'It was really scary:' Minnesota hospitals struggle with COVID surge

Minnesota hospitals are caring for 40 percent more COVID-19 patients since the start of November as the state became the country's worst COVID-19 hotspot this week.

The surge is straining hospital capacity, overwhelming staff, and affecting patient care, health care professions and Minnesota's top public health officials said.

Dr. Christina Dewey said she got a personal look when she went to the emergency room last Friday suffering an allergic reaction. Staff put Dewey in a COVID unit because, as a pediatrician, she treats COVID-positive patients in her own practice. In the COVID unit, she had another allergic reaction and said it took two hours for a nurse to arrive.

"My lips were swollen, my face was swollen, I was itchy everywhere, I was coughing, I was congested and I could feel my throat closing," Dewey said in an interview. "It was really scary. I now know what impending doom means."

As she waited, Dewey said she started messaging a physician moms' Facebook group to ask if anyone was at the hospital and could help. Physicians have increasingly used social media in recent weeks to coordinate and find bed space for patients, she said.

"I don’t want to say I got bad care," she said. "I want to stress the fact that everyone is overworked, understaffed, and being put in an impossible situation to deliver the appropriate standard of care we would like." 

This week, Minnesota had the country's highest rate of infections per 100,000 residents, a Centers for Disease Control and Prevention metric used to show where the worst outbreaks are. Several rural Minnesota counties are among the nation's biggest hotspots. 

Dr. Michael Osterholm, director of the University of Minnesota's Center for Infectious Disease Research and Policy, said if someone had predicted months ago that Minnesota would have the most cases per capita in the U.S., "no one would have believed it."

"We're not just bending.

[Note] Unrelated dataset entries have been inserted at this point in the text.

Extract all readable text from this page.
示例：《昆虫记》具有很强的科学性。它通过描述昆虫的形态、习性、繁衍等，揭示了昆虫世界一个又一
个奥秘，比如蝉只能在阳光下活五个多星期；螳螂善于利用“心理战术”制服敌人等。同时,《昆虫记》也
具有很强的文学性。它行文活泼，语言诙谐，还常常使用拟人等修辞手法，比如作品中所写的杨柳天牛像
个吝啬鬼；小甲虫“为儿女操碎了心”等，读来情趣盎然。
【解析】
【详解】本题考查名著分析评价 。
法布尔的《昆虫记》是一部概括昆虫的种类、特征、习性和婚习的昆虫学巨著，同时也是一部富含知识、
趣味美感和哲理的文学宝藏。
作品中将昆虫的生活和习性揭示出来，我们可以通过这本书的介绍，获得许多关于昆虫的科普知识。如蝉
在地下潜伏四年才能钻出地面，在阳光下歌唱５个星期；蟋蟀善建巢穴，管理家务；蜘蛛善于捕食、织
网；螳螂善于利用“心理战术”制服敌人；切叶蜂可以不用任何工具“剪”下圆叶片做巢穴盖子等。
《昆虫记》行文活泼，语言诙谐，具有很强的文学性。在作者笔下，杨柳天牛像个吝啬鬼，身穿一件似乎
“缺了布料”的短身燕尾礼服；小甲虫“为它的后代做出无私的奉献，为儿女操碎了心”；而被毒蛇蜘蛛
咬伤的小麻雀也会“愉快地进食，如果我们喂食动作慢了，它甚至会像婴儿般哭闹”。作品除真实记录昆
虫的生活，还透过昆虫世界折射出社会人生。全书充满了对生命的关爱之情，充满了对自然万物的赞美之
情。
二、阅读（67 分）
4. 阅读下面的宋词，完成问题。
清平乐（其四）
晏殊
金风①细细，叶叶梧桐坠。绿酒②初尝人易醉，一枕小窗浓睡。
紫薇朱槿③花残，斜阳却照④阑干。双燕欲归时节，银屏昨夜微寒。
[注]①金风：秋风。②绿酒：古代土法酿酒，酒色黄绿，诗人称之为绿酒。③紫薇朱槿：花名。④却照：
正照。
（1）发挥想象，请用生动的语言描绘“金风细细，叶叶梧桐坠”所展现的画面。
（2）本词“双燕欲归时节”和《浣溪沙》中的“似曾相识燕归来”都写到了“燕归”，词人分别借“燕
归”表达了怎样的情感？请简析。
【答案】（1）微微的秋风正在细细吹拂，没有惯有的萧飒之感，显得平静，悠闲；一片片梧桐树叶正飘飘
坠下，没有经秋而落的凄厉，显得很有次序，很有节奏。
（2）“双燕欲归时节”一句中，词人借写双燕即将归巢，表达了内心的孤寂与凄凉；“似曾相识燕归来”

In some cases, we're breaking," Osterholm said during a Thursday morning forum with Andy Slavitt, a former COVID-19 adviser to President Joe Biden. 

Unlike Minnesota's worst surge in fall 2020, hospital beds aren't the issue this time -- 1,381 people are hospitalized, compared with a peak of nearly 1,900 last fall -- it's a lack of hospital staff. 

The staffing shortage is "more permanent and structural," Minnesota Health Commissioner Jan Malcolm told reporters earlier this week. Burnout and resignations have contributed to the issue.

Next week, the federal government plans to send U.S. Department of Defense emergency medical teams to Hennepin County Medical Center and St. Cloud Hospital to help doctors and nurses. Malcolm said administrators at other hospitals have also asked without success for federal help. 

The Minnesota Nurses Association, which represents tens of thousands of nurses, called the federal assistance a "Band-Aid."

Physicians are pleading with the roughly one-quarter of unvaccinated Minnesota adults to get a shot and for all adults to get a booster dose to prevent waning immunity. Fewer than 800,000 Minnesotans have gotten a booster, though the state has one of the highest per-capita booster uptakes in the country.

"The public seems to not realize how dire our situation actually is," Dewey said. "I wish I could say we’re in a better place in this pandemic, but we’re almost exactly we were a year ago – except we’ve got vaccines."